After Adam Montgomery told the New Hampshire child welfare agency that Harmony was living with her mother, the agency tried contacting Ms Sorey once – without follow-up. Now, the agency is required to continue to try to get in touch with the parent until they connect and are able to validate the whereabouts of the child. If that parent says they don’t have the child, the agents must then “take steps to seek out where else that child may be”, Ms Sanchez said.
While some state policies have been addressed, Ms Erskine has her sights set on changing federal legislation. She hopes to alter the language of the 1997 Adoption and Safe Families Act to make a home study and follow-up mandatory in the cases in which a child is to be with a parent in another state.

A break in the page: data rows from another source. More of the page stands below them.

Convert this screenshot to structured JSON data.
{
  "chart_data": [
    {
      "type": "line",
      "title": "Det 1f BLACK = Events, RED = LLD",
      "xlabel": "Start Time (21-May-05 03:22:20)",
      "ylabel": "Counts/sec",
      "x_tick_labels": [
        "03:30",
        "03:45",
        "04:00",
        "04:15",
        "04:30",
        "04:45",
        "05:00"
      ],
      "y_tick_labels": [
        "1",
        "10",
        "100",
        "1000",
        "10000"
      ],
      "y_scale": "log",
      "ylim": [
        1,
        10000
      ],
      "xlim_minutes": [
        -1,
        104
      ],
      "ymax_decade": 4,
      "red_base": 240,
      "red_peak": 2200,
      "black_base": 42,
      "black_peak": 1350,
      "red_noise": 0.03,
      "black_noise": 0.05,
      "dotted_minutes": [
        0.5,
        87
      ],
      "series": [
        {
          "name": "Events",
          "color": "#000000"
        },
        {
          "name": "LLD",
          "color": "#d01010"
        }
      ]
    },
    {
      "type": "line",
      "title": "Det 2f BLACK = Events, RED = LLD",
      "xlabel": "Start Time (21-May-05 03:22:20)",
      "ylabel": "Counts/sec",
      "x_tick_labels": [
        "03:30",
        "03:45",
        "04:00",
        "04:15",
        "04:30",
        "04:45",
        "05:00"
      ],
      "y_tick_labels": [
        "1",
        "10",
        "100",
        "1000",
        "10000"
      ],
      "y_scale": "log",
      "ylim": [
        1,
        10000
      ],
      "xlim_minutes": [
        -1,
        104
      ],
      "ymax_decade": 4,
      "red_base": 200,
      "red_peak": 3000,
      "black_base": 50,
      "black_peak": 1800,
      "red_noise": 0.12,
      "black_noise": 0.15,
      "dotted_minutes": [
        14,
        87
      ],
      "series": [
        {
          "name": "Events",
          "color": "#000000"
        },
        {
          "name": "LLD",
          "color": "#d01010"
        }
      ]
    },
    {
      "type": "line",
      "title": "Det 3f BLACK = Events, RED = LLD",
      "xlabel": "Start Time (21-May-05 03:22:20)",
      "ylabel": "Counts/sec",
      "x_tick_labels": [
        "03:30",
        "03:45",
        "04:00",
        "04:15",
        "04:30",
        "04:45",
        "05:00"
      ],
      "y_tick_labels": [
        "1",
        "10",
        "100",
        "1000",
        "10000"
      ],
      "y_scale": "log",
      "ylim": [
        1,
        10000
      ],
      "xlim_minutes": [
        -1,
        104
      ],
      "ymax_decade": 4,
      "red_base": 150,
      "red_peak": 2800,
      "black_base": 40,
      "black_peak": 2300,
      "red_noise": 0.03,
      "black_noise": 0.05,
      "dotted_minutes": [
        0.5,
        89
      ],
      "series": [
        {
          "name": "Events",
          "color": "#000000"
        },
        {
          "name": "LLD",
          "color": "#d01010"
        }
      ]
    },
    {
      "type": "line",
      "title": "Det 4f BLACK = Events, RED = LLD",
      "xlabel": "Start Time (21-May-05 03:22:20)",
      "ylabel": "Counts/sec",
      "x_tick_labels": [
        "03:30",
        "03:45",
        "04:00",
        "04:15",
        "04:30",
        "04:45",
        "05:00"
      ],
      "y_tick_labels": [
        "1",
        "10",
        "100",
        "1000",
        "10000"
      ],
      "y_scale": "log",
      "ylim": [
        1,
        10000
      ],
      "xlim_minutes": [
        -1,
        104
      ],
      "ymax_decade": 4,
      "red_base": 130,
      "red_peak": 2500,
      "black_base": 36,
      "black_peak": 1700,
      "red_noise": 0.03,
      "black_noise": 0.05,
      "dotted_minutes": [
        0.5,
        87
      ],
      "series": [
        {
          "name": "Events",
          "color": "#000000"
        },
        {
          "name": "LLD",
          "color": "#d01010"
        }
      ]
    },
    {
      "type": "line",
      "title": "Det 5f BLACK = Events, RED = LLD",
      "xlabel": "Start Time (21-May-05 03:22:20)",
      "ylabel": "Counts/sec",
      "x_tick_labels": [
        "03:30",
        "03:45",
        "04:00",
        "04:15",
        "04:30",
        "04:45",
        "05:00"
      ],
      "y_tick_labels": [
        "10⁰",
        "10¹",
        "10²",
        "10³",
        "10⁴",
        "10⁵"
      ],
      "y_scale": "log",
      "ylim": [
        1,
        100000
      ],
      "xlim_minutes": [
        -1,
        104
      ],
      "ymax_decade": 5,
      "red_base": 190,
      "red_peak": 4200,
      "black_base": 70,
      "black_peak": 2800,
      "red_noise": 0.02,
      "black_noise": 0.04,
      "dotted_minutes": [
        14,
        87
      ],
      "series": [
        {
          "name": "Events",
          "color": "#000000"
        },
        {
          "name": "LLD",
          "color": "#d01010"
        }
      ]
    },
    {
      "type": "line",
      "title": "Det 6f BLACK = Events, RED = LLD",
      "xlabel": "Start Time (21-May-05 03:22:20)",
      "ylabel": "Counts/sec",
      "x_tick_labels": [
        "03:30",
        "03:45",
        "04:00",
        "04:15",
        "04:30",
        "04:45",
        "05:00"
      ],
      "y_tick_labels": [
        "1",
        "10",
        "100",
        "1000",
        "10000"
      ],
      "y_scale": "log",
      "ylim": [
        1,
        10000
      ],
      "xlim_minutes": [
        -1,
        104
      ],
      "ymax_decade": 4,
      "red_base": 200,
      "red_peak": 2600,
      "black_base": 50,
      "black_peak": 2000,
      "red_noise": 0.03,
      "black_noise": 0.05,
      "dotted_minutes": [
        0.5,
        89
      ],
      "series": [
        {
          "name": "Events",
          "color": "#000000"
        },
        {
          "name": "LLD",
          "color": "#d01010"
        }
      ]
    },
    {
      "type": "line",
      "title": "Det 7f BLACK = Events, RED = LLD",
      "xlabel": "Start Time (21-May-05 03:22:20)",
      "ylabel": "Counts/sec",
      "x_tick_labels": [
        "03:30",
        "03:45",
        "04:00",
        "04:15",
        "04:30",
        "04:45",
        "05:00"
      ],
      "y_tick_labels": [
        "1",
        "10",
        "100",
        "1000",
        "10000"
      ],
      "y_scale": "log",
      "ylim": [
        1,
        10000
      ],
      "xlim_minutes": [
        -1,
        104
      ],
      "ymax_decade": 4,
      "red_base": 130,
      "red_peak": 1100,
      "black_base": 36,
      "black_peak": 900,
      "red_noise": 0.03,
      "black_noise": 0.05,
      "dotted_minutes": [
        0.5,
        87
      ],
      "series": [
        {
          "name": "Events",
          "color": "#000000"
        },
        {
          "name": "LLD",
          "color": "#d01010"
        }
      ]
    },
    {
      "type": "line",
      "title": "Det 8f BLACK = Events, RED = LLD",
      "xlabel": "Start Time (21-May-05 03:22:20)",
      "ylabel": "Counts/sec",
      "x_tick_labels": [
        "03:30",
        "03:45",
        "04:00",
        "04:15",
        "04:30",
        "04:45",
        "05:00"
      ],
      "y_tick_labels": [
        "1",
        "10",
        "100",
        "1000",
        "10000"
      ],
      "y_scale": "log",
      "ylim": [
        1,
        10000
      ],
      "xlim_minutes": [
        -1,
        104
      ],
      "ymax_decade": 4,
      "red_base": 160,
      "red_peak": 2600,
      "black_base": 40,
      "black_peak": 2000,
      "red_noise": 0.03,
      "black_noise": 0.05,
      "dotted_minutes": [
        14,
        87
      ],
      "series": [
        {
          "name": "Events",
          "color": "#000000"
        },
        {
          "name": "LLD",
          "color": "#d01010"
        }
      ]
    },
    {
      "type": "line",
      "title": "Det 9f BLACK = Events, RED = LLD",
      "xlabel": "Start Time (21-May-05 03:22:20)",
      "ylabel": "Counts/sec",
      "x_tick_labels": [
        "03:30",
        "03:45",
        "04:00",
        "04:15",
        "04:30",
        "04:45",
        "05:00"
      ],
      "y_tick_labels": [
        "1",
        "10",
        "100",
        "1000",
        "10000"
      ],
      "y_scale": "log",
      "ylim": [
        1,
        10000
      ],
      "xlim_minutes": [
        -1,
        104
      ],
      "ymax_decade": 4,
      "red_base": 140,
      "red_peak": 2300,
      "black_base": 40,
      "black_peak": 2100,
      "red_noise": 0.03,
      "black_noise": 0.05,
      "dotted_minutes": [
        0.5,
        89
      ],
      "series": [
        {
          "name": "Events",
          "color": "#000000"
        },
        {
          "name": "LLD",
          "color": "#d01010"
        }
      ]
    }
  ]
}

The New Hampshire legislature announced in February that it had started the “Harmony Commission”. The house speaker said that a “committee on the Division for Children, Youth and Families (DCYF) is charged with considering all matters on due process and practices concerning DCYF” and can “make recommendations for future legislation”. Ms Sanchez said the commission seems like it will explore “parents’ rights and their due process. And for us, that’s the opposite of what we need to be looking at right now”. She added, “Children’s needs need to be at the forefront.”
“It comes back to … what’s going to happen? After this verdict, what are we going to do?” Mr Miller told The Independent. “I know people are outraged but how do we harness that into creating change so there’s not another Harmony?”
At the Miller household, Harmony is a central focus. The couple have met lawmakers in Massachusetts and DC to discuss potential ways to avoid history repeating itself.
Every year, the Millers celebrate Harmony’s 8 June birthday. It’s a tradition that dates back to when she was reported missing.
Last year, they held the celebration at the Potomac River in DC.
“Jamison said, ‘Let’s get some flowers and go put them in the river’,” Mr Miller recounted. “He said, ‘All rivers eventually lead to heaven’. He wanted the flowers to reach her.”